Зверские пытки, придуманные самим дьяволом.
— Все остальные… — шепчет Эстер. — Где они?
— Остальные, — эхом откликаюсь я.
Нас было немного. Всех поймали в одном лесу. По молодости, по глупости, по незнанию. Кем были эти другие?
Джо, лежавший рядом со мной с ожогами и дышавший на счет.
Майерс, которого похоронили после якобы неудачного эксперимента. Его могила продолжала шевелиться еще три дня после похорон, а доктор фиксировал день, когда все стихло.
Питер и Лоуренс, запертые в комнате с открытой трубой, сквозь которую струился полупрозрачный дым. Братья, которые любили друг друга так сильно, что отказались расставаться до самого конца.
Маленький Штепан, которого оперировали без наркоза. Его крики до сих пор будят меня по ночам.

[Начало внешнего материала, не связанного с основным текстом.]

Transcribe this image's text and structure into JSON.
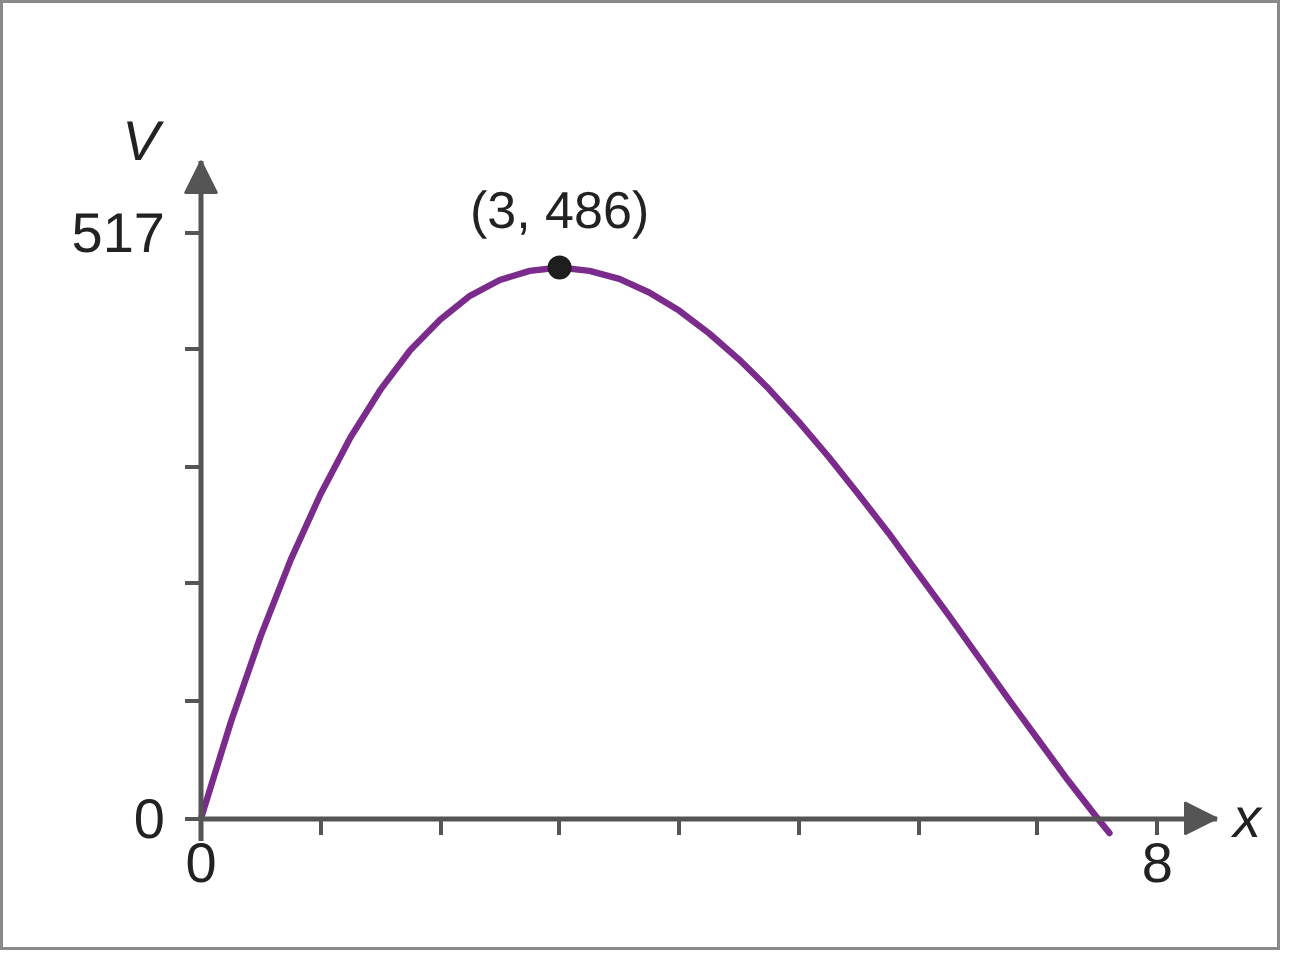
{
  "chart_data": {
    "type": "line",
    "xlabel": "x",
    "ylabel": "V",
    "xlim": [
      0,
      8.5
    ],
    "ylim": [
      -20,
      580
    ],
    "xticks": [
      0,
      {
        "value": 1,
        "label": null
      },
      {
        "value": 2,
        "label": null
      },
      {
        "value": 3,
        "label": null
      },
      {
        "value": 4,
        "label": null
      },
      {
        "value": 5,
        "label": null
      },
      {
        "value": 6,
        "label": null
      },
      {
        "value": 7,
        "label": null
      },
      8
    ],
    "yticks": [
      0,
      {
        "value": 103.4,
        "label": null
      },
      {
        "value": 206.8,
        "label": null
      },
      {
        "value": 310.2,
        "label": null
      },
      {
        "value": 413.6,
        "label": null
      },
      517
    ],
    "grid": false,
    "series": [
      {
        "color": "#7b2b8c",
        "x": [
          0,
          0.25,
          0.5,
          0.75,
          1,
          1.25,
          1.5,
          1.75,
          2,
          2.25,
          2.5,
          2.75,
          3,
          3.25,
          3.5,
          3.75,
          4,
          4.25,
          4.5,
          4.75,
          5,
          5.25,
          5.5,
          5.75,
          6,
          6.25,
          6.5,
          6.75,
          7,
          7.25,
          7.5,
          7.6
        ],
        "values": [
          0,
          85,
          161,
          228,
          286,
          336,
          378,
          413,
          440,
          461,
          475,
          483,
          486,
          483,
          476,
          464,
          448,
          428,
          405,
          379,
          350,
          319,
          286,
          252,
          216,
          180,
          143,
          106,
          70,
          34,
          0,
          -13
        ]
      },
      {
        "type": "scatter",
        "color": "#1e1e1e",
        "marker": "circle",
        "x": [
          3
        ],
        "values": [
          486
        ]
      }
    ],
    "annotations": [
      {
        "text": "(3, 486)",
        "x": 3,
        "y": 486
      }
    ]
  }
}
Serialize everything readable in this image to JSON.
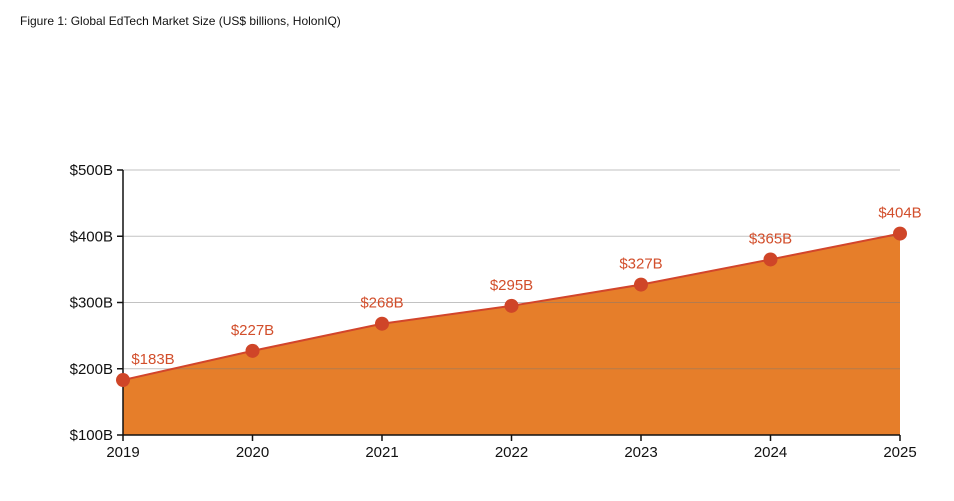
{
  "chart_data": {
    "type": "area",
    "title": "Figure 1: Global EdTech Market Size (US$ billions, HolonIQ)",
    "categories": [
      "2019",
      "2020",
      "2021",
      "2022",
      "2023",
      "2024",
      "2025"
    ],
    "values": [
      183,
      227,
      268,
      295,
      327,
      365,
      404
    ],
    "data_labels": [
      "$183B",
      "$227B",
      "$268B",
      "$295B",
      "$327B",
      "$365B",
      "$404B"
    ],
    "xlabel": "",
    "ylabel": "",
    "ylim": [
      100,
      500
    ],
    "yticks": [
      100,
      200,
      300,
      400,
      500
    ],
    "ytick_labels": [
      "$100B",
      "$200B",
      "$300B",
      "$400B",
      "$500B"
    ],
    "grid": true,
    "colors": {
      "area": "#e67e2a",
      "line": "#d2452b",
      "points": "#cf4528",
      "labels": "#d24e2b"
    }
  }
}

Молодые девчонки и ребята, которые в чьем-то высокомерии не заслужили права на жизнь.
— Умерли. — Я сдерживаюсь из последних сил. — Почти все умерли.
Девушка коротко кивает. Выпустив ее из объятий, снова поворачиваюсь к сейфу, выбитый из равновесия и смытый волной ярости и бессилия.
Как бы сейчас сказала Вальтерия, я милосердно умолчал о самом главном.
Вытянув еще три папки, обнаруживаю то, что так долго искал. Внутреннее чутье подсказывало не трогать, но я просто не мог противиться.
— Вот он. — Достаю книжицу и сдуваю с нее слой пыли. — Наконец-то.
Девушка даже боится спрашивать, что такое я нашел. Сжавшись позади меня, она с ужасом взирает на большой ежедневник в красной кожаной обложке. Отстегнув ремешок, раскрываю книгу и убеждаюсь, что в руки попала летопись дьявола.
«Записки доктора Вудсена»
— Его личный дневник, — тихо бормочу я, перелистывая тонкие страницы.
— Дневник… главврача?
— Если хочешь, прочитаю кое-что вслух.
Я вижу, что она колеблется. Это выше ее сил. Но утаивать все до самого конца у меня не получится. Пускай она хотя бы даст свое согласие на то, чтобы ее впустили в эти мрачные закоулки воспоминаний.
И, несмотря ни на что, Эстер уверенно кивает.
— В Европе настроения сейчас неспокойные, поэтому я планирую оставить завершение исследований до лучших времен. — Прокашливаюсь и продолжаю. — В лазарете на острове Морбатор мне удалось развернуть немыслимую научную лабораторию. Для своих опытов я использую слабых разумом отщепенцев и беспризорников. Более того, мне посчастливилось наконец-то познакомиться с низшими существами, несправедливо одаренными сверхспособностями.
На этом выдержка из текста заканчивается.